Masuk Daftar
My Getplus

Soebandrio, CIA, dan BVD

CIA meminta BVD melakukan operasi intelijen terhadap Soebandrio. Mengapa Badan Keamanan Nasional Belanda itu menolak?

Oleh: Hendri F. Isnaeni | 13 Nov 2020
Menteri Luar Negeri Soebandrio (tengah berkaca mata) dan istri disambut oleh Menteri Luar Negeri Belanda Joseph Luns di Bandara Schiphol, Belanda Utara, 1 April 1964. (Harry Pot/Arsip Nasional Belanda).

Presiden Sukarno memberikan amanat kepada para pemimpin dari tujuh partai politik di Guest House Istana Merdeka, Jakarta pada 27 Oktober 1965. Dia mengajak untuk menjaga keselamatan negara dan revolusi dengan mengawasi segala usaha dari nekolim (neo kolonialisme dan imperialisme) dan CIA.
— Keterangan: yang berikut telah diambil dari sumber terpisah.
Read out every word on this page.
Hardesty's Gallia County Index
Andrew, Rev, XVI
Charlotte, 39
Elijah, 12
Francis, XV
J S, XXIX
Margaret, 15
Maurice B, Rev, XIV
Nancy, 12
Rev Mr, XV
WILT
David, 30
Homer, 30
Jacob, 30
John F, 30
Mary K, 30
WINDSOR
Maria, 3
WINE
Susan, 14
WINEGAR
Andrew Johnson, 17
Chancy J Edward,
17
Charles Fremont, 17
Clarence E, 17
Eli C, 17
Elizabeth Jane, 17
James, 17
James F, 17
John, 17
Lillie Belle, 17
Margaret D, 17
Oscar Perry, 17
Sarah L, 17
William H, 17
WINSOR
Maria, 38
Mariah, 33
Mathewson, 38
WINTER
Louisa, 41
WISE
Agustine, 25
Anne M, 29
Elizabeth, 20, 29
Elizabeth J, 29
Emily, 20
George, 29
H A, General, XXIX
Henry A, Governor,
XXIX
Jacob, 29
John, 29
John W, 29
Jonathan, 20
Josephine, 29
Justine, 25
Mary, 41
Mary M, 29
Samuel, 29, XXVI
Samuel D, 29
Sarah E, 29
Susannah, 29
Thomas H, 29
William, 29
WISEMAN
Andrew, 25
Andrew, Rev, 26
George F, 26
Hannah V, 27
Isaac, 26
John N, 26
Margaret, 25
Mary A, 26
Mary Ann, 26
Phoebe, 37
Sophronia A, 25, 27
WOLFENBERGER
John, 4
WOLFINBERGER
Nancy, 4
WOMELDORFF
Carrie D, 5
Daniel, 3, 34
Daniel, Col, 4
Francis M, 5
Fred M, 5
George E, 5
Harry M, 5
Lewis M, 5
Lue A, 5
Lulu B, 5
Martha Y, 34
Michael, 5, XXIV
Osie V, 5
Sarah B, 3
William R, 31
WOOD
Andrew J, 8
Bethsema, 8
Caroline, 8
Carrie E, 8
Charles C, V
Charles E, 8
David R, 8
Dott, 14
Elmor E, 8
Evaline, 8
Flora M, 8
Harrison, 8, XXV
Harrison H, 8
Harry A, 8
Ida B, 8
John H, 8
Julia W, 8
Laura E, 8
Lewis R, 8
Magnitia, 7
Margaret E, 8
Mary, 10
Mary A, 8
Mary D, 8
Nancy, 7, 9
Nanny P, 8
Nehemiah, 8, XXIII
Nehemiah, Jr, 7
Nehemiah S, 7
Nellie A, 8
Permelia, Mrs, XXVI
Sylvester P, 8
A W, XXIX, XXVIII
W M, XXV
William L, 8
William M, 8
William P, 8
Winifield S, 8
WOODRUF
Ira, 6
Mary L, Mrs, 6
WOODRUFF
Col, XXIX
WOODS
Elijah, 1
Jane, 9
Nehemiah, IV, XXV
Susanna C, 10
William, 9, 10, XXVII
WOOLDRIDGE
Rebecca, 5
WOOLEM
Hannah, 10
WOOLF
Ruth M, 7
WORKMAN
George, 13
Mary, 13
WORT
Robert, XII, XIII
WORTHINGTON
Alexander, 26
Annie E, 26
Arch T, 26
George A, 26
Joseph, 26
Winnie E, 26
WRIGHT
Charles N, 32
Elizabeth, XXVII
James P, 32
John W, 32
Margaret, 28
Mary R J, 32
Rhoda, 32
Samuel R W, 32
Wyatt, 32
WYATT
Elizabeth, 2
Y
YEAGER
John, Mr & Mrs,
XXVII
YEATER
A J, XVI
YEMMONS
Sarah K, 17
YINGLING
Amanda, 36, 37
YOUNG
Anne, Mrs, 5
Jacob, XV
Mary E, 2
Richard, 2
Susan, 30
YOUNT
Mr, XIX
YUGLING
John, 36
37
"Awas, Saudara-saudara, awas! Jangan kita pun ditunggangi oleh nekolim atau CIA," kata Sukarno yang termuat dalam Revolusi Belum Selesai: Kumpulan Pidato Presiden Soekarno 30 September 1965–Pelengkap Nawaksara suntingan Budi Setiyono dan Bonnie Triyana.

Sukarno mengambil contoh Soebandrio sebagai sasaran nekolim. "Sekarang Bandrio ini misalnya... oleh nekolim dikatakan ini, dikatakan itu. Saya bisa kata ini, oleh karena saya bergaul, bertemu dengan ambassador-ambassador di Jakarta. Tidak sedikit ambassador datang kepada saya, apakah benar presiden, bahwa tuan akan melepas Soebandrio? Oleh karena nekolim memang sering mendapat tantangan dari Soebandrio."

Advertising
Advertising

Sukarno memuji Soebandrio sebagai menteri luar negeri yang gigih menentang nekolim. "Nah, sudah barang tentu nekolim wenst hem er uit (ingin dia keluar). Nekolim mengatakan segala sesuatu yang tidak baik tentang Soebandrio," kata Sukarno.

Baca juga: CIA Rancang Pembunuhan Sukarno

Sebelum sampai ke jabatan menteri luar negeri, Soebandrio telah memegang beragam jabatan sejak Indonesia merdeka. Dia menjabat sekretaris jenderal Kementerian Penerangan pada 1946, wakil Indonesia di London pada 1947, duta besar untuk Inggris pada 1950, dan duta besar untuk Uni Soviet pada 1954.

Dua tahun kemudian, Soebandrio kembali ke Indonesia untuk menjabat sekretaris jenderal Kementerian Luar Negeri. Pada tahun berikutnya, dia menjabat menteri luar negeri merangkap wakil perdana menteri, menteri hubungan ekonomi luar negeri, dan kepala Badan Pusat Intelijen (BPI).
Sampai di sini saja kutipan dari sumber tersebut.